Connu mais pas populaire
De ces reproches, Georges-Louis Bouchez s’en moque. » L’image que l’on me renvoie ne correspond pas à la perception que j’ai de moi. Un personnage, c’est 10 % d’un individu. » Il est sûr d’avoir raison, parfois jusqu’à l’arrogance. » Il doit apprendre l’humilité, reconnaît un député libéral. La jeunesse n’excuse pas tout. Je crois qu’il écoute davantage, ces derniers temps, même s’il doit le faire plus. » Il lui arrive à présent de se taire. Mais il ne fait pas de l’intelligence émotionnelle son principal terrain de jeu. » Il peut être blessant sans s’en rendre compte, relève Lionel Bonjean, conseiller communal MR à Mons. Il est comme Reynders : avec lui, on ne sait pas si c’est une blague ou si c’est méchant. » Sauf avec le PS, où la question ne se pose pas. » Il surestime l’épaisseur de la carapace des autres, abonde son ami David Leisterh. Quand on lui explique qu’il a été trop loin, il s’excuse aussitôt. » Sa mère, dont il est très proche, en sait quelque chose…

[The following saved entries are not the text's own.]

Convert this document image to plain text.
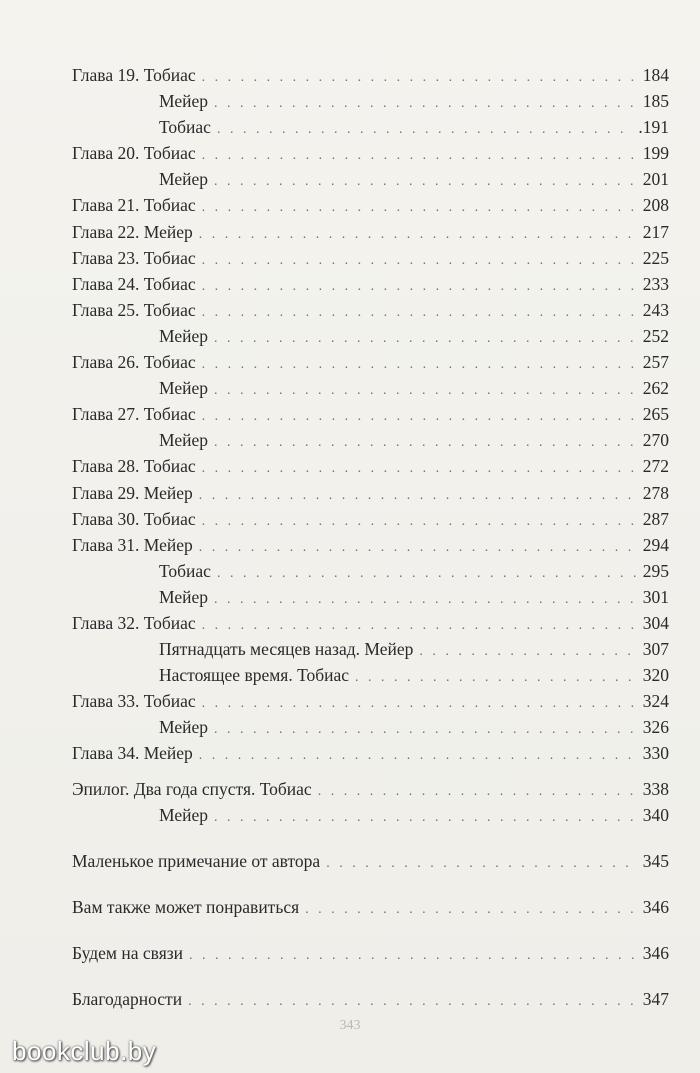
Глава 19. Тобиас . . .	184
Мейер . . .	185
Тобиас . . .	.191
Глава 20. Тобиас . . .	199
Мейер . . .	201
Глава 21. Тобиас . . .	208
Глава 22. Мейер . . .	217
Глава 23. Тобиас . . .	225
Глава 24. Тобиас . . .	233
Глава 25. Тобиас . . .	243
Мейер . . .	252
Глава 26. Тобиас . . .	257
Мейер . . .	262
Глава 27. Тобиас . . .	265
Мейер . . .	270
Глава 28. Тобиас . . .	272
Глава 29. Мейер . . .	278
Глава 30. Тобиас . . .	287
Глава 31. Мейер . . .	294
Тобиас . . .	295
Мейер . . .	301
Глава 32. Тобиас . . .	304
Пятнадцать месяцев назад. Мейер . . .	307
Настоящее время. Тобиас . . .	320
Глава 33. Тобиас . . .	324
Мейер . . .	326
Глава 34. Мейер . . .	330
Эпилог. Два года спустя. Тобиас . . .	338
Мейер . . .	340
Маленькое примечание от автора . . .	345
Вам также может понравиться . . .	346
Будем на связи . . .	346
Благодарности . . .	347
343
bookclub.by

L’attention à l’autre demande du temps. Et Bouchez en a peu, tant il s’en consacre à lui-même. » Il ramène tout à sa petite personne, jamais à un projet « , regrette un député humaniste. » L’ego mange tout le reste « , crucifie un socialiste. Au MR, on peine à dire de qui il est vraiment proche. Lui aussi. Sur le terrain, il est souvent seul, également : connu mais pas populaire. » Il passe cinq minutes aux vernissages puis critique toute l’organisation, raconte une socialiste. Il y a un malaise quand il dé- barque. » L’électeur jugera, dès 2018. » On se sentirait mieux s’il se trouvait dans une autre section « , soupire un libéral montois qui redoute qu’aucun parti ne veuille d’une alliance à cause de lui. Hors politique, pourtant, on en dit du bien. Ses intimes sont rares mais fidèles. » Il est profondément gentil quand il sort de sa bulle politique et ne fait pas de show « , assure David Leisterh. Il est sensible, drôle, déteste le conflit et a bon caractère. » Je n’exclus pas que ce soit un doux « , embraie un Vert.
Mais GLB ne veut pas l’ébruiter : il faut garder le contrôle. Il ne boit donc que du Coca. Exceptionnellement du Schweppes, le 1er janvier. Sur son bras droit, il a trois tatouages, qui grimpent jusqu’à l’épaule. Un Apache, » la tribu la plus guerrière » ; un Bip-Bip, le Grand Géocoucou, » symbole de rapidité » ; et un samouraï, » rappel du sens de l’honneur et de la parole donnée « . N’y manque qu’une étoile. Car cet adepte de la messe de minuit ne peut croire que le ciel soit vide.